Tanrı yok demek mantığa uygundur. Tanrı yoktur ve tanrı yanılgısı vardır, bunu anlatmak da insanlara düşmüştür. Peki tanrı var demek de ne oluyor? Tanrı var ve bunu anlatmak, onu savunmak sana mı düştü? Kendini açıklayamayan, akıllara giremeyen tanrıya bi el mi atayım dedin? Kendilerine göre veya insanların eksikliklerine, duygusal açıklıklarına, temennilerine göre tanrı savunması yaparlar. Hiçbiri de mantığa uygun değildir. Buram buram romatizm kokar. İnsanın da en büyük zaafıdır romatizm, beynini rafa kaldırır hemen, içi biraz okşansın yeter... Nerede "tanrı vardır" diyen birini görsem, şaşkınlıkla izliyorum... Bu kadar desteksiz nasıl sallayabilir bir insan?
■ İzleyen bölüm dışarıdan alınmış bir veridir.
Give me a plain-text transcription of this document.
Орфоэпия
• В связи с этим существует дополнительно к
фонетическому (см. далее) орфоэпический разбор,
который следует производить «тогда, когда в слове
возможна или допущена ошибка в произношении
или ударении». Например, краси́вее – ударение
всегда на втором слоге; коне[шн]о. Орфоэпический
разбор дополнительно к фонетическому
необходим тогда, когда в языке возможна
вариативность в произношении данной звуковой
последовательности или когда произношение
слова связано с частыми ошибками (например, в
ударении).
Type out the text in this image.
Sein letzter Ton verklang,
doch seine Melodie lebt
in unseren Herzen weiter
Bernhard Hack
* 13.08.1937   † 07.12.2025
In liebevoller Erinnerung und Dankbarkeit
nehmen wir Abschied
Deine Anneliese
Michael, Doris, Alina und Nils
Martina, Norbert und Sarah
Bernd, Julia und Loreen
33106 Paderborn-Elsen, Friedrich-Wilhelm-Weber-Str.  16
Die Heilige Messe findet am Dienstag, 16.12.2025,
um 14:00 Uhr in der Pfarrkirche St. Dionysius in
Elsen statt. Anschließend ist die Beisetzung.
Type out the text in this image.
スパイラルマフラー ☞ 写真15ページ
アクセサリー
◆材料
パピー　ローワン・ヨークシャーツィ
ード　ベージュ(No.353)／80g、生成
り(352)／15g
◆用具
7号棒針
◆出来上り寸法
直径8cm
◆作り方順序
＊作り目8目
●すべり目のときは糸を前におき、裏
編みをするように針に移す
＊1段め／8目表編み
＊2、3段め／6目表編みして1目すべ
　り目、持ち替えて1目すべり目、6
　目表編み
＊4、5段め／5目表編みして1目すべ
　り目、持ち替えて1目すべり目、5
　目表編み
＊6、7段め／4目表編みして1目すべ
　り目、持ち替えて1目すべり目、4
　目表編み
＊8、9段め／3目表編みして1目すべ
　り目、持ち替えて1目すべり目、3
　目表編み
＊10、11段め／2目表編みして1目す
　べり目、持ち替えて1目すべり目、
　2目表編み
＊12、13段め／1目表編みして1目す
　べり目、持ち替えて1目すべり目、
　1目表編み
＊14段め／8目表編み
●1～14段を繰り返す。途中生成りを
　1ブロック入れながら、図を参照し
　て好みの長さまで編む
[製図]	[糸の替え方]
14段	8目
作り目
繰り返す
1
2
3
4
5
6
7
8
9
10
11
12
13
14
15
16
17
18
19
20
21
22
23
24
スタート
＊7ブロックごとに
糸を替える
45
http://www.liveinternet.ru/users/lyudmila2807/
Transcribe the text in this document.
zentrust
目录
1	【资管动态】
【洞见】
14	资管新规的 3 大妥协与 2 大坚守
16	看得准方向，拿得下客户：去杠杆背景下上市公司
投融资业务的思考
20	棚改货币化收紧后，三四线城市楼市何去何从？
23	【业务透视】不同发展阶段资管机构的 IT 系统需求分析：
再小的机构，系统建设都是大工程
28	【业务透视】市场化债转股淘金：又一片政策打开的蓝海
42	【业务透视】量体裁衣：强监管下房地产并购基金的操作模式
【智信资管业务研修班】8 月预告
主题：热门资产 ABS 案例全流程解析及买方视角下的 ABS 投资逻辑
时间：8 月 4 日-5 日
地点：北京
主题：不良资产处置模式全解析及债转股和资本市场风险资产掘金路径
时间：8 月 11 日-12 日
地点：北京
Nasıl olur da mantığı, aklı yok sayar ve dayatılan, ezberletilen, önünde arkasında hiçbir düzgün açıklaması olmayan bir görüşü savunur? Var olan her şey, yaşayan ve ölen, bundan sonra yaşayacak olan tüm insanlar, onların hayatları, yaşadıkları acılar, sıkıntılar, mücadele, haksızlık, kayıplar ve nicesi...
Eğer hepsi bir tasarım, bir plan ise büyük bir amaç içindir. Büyük bir amacı olan da, aynı oranda acizdir... Tanrı için var olmak ve eylemde bulunmak sadece bir lanettir. Ve lanetlenmiş bir tanrıyı kabul etmek de insan aklının bir lanetidir.
Uzun bir süre daha bu lanetle yaşayacak olmamız çok acı... Üstelik her şey bu kadar açık ve ortada iken... Tanrı nasıl bir hurafe, geçmişin kalıp düşüncesi, dayatma bir tanım ise ; "Tanrının olmadığını bilemeyiz." cümlesi de aynı şekilde kalıp ve dogmadır. İki görüş de birbirini destekler ve yüceltir.
Artık kalıpları ve zincirleri kırın.